I am all for a “back to the roots” kind of revival in any art form. When I wanted to really learn about EDM, I started with old school Chicago house music…and worked forward from there. The evolution and migration of dance music is far more complicated than I imagined it to be before I dove in. This infographic still blows my mind.
I am not sure that “what comes next” is ever obvious to anyone. EDM seems to find the next “new” thing from underground clubs…and when the underground thing goes mainstream…people move on to the next underground thing. The sub-sub-sub-genre nature of modern EDM is NOT what I would have expected when I started DJing in the early 1990’s.
Said another way…do you think this statement is still “true”…???
I don’t think any DJ “should” listen to a specific kind of music or mix in a specific kind of way. Different DJs have different styles and mix in different ways. I definitely enjoy and appreciate techno, especially because, like you said, it breaks out of the typical formula of dance music. But that doesn’t mean other DJs need to learn to appreciate it, or “break free” from a style they enjoy mixing in.
Also, it’s entirely possible to be more creative in mainstream EDM music. It’s just that it’s not what most fans want to hear at big shows and festivals.
I think there’s lessons to be learnt from all genre’s to be honest.
The borgore video doesn’t really prove much of a point, as that’s his style of mixing and the genre he mixes lends itself to being mixed in a certain way better than mixing it like you would techno.
Lately the rule breaking is pretty hard to spot as too many people are trying to be the next Klock or Dettmann and the record bin/Beatport is flooded with nothing more than DJ tools for Berghain sets.
Yet another close minded thread. There is more to DJing and more to ‘dance’ music than techno or EDM.
Techno teaches very little. There is no need to listen to techno, certainly no more need than any other form of dance music and if you want to learn about music structure then I would suggest that techno is actually the worst genre to learn from as there is far less variation from track to track with regards to song structure.
I like a lot of techno.
It is far from being ‘left field’. It breaks no rules what-so-ever. Open format DJ’s break more rules constructing sets from various genres as long as the whole is more than just the sum of its parts. A great open format set (that really works) is far more instructive than 4 hours of techno.
The view put forward in the premise of this thread is purely a personal one.
Your post is just as close minded as you accuse the topic creator of being!

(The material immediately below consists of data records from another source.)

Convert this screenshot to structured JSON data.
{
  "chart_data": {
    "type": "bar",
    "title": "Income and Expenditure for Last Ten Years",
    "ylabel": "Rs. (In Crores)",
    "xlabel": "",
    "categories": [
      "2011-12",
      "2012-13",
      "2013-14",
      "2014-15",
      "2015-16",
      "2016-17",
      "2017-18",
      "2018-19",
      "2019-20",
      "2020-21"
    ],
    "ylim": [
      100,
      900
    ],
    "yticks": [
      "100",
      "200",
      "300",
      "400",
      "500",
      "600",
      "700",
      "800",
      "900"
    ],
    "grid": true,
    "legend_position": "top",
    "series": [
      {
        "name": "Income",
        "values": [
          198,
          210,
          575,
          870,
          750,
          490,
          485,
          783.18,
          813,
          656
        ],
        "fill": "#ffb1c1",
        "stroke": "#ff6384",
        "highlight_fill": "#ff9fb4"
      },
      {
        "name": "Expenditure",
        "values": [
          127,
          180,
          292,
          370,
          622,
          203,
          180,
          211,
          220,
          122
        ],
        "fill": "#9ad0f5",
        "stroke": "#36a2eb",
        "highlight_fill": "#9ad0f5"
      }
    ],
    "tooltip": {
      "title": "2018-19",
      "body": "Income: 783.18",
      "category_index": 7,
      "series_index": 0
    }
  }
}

The history of techno is far too broad to sum up with a few keystrokes, and the number of styles within techno is immense. While lately it does seem like every popular record sounds a little too similar (I blame Berghain,) there’s still wonderful producers working within the style. Vince Watson, Petar Dundov, Redshape, Echospace, Deep’a & Biri, Carl Craig, Moritz von Oswald, etc.
Some of the best mix sets I have listened to the DJ flips through various subgenres of dance music and various styles, touching on old classics alongside the new tracks which are meant to keep pushing things forward. Clouds, for example, are known to drop an old techstep record in a set.
I think the worst thing to befall a DJ’s track selection is tunnel vision, but that’s my opinion.